Systematic Hyperparameter Optimization of Convolutional Neural Networks for Pneumonia Detection from Chest X-rays
Abstract
Pneumonia remains a major global health challenge. It is responsible for millions of deaths annually, making it one of the leading causes of mortality worldwide, particularly in low- and middle-income countries, where access to early and accurate diagnosis is often limited. Convolutional neural networks (CNNs) have shown strong potential in medical image classification. However, the performance of these deep learning models depends primarily on the choice of hyperparameters, which determine how effectively the models learn. This study investigates the interaction between multi-factor hyperparameters, which is a major gap in large-scale optimization for medical imaging. The goal is to systematically evaluate these interactions in order to develop a CNN diagnostic model with improved pneumonia detection accuracy. Using the RSNA Pneumonia Detection Challenge dataset, four pre-trained CNN architectures (VGG16, ResNet50, InceptionV3, and MobileNetV2) were trained and tested.

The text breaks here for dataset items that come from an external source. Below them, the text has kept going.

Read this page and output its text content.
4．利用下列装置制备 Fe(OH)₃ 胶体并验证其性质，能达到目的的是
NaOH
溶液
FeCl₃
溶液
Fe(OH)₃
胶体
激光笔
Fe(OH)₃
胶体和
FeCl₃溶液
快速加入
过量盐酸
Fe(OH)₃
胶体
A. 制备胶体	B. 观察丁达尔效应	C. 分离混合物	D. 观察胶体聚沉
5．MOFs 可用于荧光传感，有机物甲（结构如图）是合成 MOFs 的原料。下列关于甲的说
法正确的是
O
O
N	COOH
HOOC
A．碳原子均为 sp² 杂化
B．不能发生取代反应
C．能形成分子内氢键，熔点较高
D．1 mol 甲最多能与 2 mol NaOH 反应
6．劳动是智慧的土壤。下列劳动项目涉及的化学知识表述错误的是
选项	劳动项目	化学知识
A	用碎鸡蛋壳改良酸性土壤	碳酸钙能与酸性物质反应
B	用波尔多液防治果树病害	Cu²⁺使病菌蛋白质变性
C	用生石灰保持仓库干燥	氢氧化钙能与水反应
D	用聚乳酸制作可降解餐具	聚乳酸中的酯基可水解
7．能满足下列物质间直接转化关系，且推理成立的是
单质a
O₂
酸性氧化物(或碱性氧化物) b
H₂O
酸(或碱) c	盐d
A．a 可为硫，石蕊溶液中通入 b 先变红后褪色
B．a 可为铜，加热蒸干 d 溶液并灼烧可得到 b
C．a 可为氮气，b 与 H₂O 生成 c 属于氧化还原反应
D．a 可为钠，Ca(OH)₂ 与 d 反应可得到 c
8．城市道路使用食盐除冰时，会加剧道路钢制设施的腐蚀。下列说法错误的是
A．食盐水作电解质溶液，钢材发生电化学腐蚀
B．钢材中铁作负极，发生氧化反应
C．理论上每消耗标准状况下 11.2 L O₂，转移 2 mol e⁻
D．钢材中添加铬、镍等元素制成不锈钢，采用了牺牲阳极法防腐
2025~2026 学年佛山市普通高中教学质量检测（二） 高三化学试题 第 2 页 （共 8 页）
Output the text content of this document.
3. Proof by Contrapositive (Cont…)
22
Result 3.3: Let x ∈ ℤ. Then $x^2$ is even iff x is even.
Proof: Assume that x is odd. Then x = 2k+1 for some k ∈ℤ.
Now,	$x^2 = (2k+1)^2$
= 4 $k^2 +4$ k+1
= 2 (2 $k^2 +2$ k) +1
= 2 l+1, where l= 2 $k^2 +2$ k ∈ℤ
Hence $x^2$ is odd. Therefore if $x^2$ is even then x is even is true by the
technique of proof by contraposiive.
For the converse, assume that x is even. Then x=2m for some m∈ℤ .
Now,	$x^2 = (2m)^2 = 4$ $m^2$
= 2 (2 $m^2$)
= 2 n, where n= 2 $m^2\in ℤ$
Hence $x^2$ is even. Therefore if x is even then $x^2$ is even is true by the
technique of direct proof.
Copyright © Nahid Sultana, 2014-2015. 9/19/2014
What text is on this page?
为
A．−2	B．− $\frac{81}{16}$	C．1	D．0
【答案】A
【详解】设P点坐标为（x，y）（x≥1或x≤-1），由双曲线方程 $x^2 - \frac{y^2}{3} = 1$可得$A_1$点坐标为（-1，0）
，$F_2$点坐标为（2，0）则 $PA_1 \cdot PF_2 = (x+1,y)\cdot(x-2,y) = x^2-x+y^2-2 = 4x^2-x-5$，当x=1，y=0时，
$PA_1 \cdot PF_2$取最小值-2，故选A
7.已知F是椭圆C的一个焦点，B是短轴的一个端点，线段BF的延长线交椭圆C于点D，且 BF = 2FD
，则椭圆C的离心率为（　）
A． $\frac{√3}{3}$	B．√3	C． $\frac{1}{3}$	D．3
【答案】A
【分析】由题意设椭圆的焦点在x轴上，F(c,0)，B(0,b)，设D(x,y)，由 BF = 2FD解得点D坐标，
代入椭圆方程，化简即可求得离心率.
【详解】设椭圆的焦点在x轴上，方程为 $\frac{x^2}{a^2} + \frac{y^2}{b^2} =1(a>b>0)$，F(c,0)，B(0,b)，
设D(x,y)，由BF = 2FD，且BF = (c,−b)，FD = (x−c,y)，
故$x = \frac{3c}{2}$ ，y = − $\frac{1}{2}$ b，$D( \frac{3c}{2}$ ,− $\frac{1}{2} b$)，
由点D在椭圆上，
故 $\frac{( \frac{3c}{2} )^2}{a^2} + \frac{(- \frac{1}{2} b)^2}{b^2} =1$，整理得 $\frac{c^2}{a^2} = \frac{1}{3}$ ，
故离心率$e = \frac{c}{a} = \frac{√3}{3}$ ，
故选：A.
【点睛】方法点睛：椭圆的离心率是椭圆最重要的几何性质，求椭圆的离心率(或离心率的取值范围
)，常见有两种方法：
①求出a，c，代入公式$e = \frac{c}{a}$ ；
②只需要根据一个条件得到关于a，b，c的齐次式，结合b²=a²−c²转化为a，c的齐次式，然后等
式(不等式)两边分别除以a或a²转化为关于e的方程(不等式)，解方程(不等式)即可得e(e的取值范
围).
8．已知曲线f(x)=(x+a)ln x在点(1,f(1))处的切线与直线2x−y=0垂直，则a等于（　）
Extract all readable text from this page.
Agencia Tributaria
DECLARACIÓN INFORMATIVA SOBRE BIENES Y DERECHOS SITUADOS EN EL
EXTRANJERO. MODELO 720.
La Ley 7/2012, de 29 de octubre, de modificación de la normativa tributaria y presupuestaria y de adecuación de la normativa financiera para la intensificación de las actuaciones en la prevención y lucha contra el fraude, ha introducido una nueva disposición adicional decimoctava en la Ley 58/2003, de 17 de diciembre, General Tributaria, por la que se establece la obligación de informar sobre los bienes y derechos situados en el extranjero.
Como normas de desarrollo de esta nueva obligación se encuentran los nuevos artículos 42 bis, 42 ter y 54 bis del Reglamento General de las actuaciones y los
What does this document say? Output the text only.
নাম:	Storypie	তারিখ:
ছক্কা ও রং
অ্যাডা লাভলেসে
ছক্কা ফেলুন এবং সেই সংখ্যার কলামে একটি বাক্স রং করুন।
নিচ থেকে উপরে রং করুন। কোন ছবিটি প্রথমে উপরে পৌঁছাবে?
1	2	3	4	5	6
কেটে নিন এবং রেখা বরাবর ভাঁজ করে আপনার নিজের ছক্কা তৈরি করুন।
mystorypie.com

Our methodology progressed from single-factor ablation to multi-factor interaction analysis. Two optimization approaches, Random Search (RS) and Bayesian Optimization (BO), were applied across five key hyperparameters: learning rate, epoch count, batch size, dropout rate, and optimizer. Results revealed that learning rate and optimizer had the greatest impact on classification accuracy. InceptionV3 was found to be the best-performing model (learning rate 0.001, batch size 64, dropout 0.1, 40 epochs, Adam optimizer), with a test F1-score of 92.5% and recall of 91.8%. BO consistently outperformed RS in improving CNN performance for pneumonia detection. Overall, these findings highlight that systematic, dataset-specific hyperparameter tuning can greatly enhance the reliability of CNN-based pneumonia detection from chest X-rays.